Swansea’s Passing Machine Set to Continue
For those tipping Swansea City to sink like a stone following Brendan Rodgers’ departure, it is worth highlighting Graham Hunter’s book, Barca: The Making of the Greatest Team in the World.
Swansea have been compared frequently to the Spanish giants throughout their inaugural Premier League campaign, where Rodgers’ values of patient, passing football are to be applauded.
In his book, Hunter provides an in-depth insight into the foundations of Barcelona’s footballing philosophy, particularly through the influence of Johan Cruyff. Cruyff, of course, left as manager in 1996 but his lasting legacy is the magnificence of Barca’s style of football under a former student of the Dutch legend, Pep Guardiola.
Guardiola, who embodies Barcelona’s spirit like no other, may have left last month but the club’s footballing values will remain forever. Schooled in La Masia and flourishing at the Camp Nou, Barca’s footballing ethos is engrained in the club’s history.
This is what has been instilled in South Wales ever since Roberto Martinez stepped through Swansea’s door with the club ailing in the third tier. As much as Rodgers deserves praise for Swansea’s superb 2011/12 season, one must not discount the influence of his predecessors – Paulo Sousa and Martinez.
A masterful 2007/08 saw Swansea promoted from League One as champions before an eighth place finish in the Championship the following year saw Martinez head for the Premier League at Wigan Athletic.
He was replaced by Paulo Sousa, who retained Swansea’s passing principles but implemented a stronger defensive discipline; they scored 63 goals under Martinez in 2008/09 conceding 50 goals, whereas in Sousa’s sole season in charge scored just 40 goals but let in only 37.
Sousa’s Swansea, in spite of their lack of potency in front of goal, finished the season seventh but it was Rodgers, will all the ingredients finally coming together, who made the breakthrough.
The key game of their inaugural Premier League season came back in January; a 3-2 victory at the Liberty Stadium in which the Swans not only outfought, but outplayed their supposedly superior opponents in the shape of Arsenal.

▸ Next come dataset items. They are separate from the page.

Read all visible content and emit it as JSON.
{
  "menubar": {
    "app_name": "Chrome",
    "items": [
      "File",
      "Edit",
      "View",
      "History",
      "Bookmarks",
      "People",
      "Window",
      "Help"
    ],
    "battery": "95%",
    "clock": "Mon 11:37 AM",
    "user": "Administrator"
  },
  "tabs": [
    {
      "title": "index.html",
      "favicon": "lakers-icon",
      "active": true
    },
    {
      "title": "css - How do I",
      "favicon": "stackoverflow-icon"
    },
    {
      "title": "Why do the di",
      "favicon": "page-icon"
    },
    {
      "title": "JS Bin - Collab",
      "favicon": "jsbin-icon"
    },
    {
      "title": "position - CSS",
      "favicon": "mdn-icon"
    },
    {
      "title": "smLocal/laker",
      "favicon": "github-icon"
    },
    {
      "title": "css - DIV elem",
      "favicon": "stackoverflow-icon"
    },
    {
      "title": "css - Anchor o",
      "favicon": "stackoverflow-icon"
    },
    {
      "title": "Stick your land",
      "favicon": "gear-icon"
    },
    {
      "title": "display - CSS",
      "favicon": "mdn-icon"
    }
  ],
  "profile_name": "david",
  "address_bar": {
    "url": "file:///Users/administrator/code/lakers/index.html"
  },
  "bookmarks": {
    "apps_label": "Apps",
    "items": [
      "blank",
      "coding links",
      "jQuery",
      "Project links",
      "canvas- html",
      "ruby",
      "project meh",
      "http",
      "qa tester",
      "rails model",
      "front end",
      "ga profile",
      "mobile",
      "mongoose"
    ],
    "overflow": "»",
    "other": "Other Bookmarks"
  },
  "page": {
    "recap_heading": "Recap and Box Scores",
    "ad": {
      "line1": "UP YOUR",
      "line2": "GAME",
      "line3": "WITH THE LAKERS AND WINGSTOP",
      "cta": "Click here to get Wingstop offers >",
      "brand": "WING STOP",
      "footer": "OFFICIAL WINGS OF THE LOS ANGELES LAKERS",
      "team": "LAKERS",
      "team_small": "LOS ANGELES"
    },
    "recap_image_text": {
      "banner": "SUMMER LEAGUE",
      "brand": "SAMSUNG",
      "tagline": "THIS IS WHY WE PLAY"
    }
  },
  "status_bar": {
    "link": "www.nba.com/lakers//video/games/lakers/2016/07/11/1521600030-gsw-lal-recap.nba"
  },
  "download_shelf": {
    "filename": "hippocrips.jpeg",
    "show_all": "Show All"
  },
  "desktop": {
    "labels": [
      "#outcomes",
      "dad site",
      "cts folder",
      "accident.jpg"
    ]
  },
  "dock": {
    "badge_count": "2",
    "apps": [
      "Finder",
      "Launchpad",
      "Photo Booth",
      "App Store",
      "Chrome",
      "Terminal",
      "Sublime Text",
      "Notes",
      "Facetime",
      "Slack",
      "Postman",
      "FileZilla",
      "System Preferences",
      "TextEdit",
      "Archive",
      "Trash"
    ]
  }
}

Swansea reached half-time with 61.2% possession, yet in that dramatic second period, having defended stoutly for most of the half, still maintained 55.3% over 94 minutes.
But it does not end there. Swansea completed 424 of 527 passes while Arsenal completed 337 of 428 – the Swans therefore completed almost as many passes as Arsenal merely attempted during the whole game.
This is the standard that new manager Michael Laudrup, who once starred for Barcelona in Cruyff’s Dream Team, must abide by. With Rodgers putting all the pieces of the jigsaw in place last season, Laudrup may be in charge of his own South Welsh passing machine.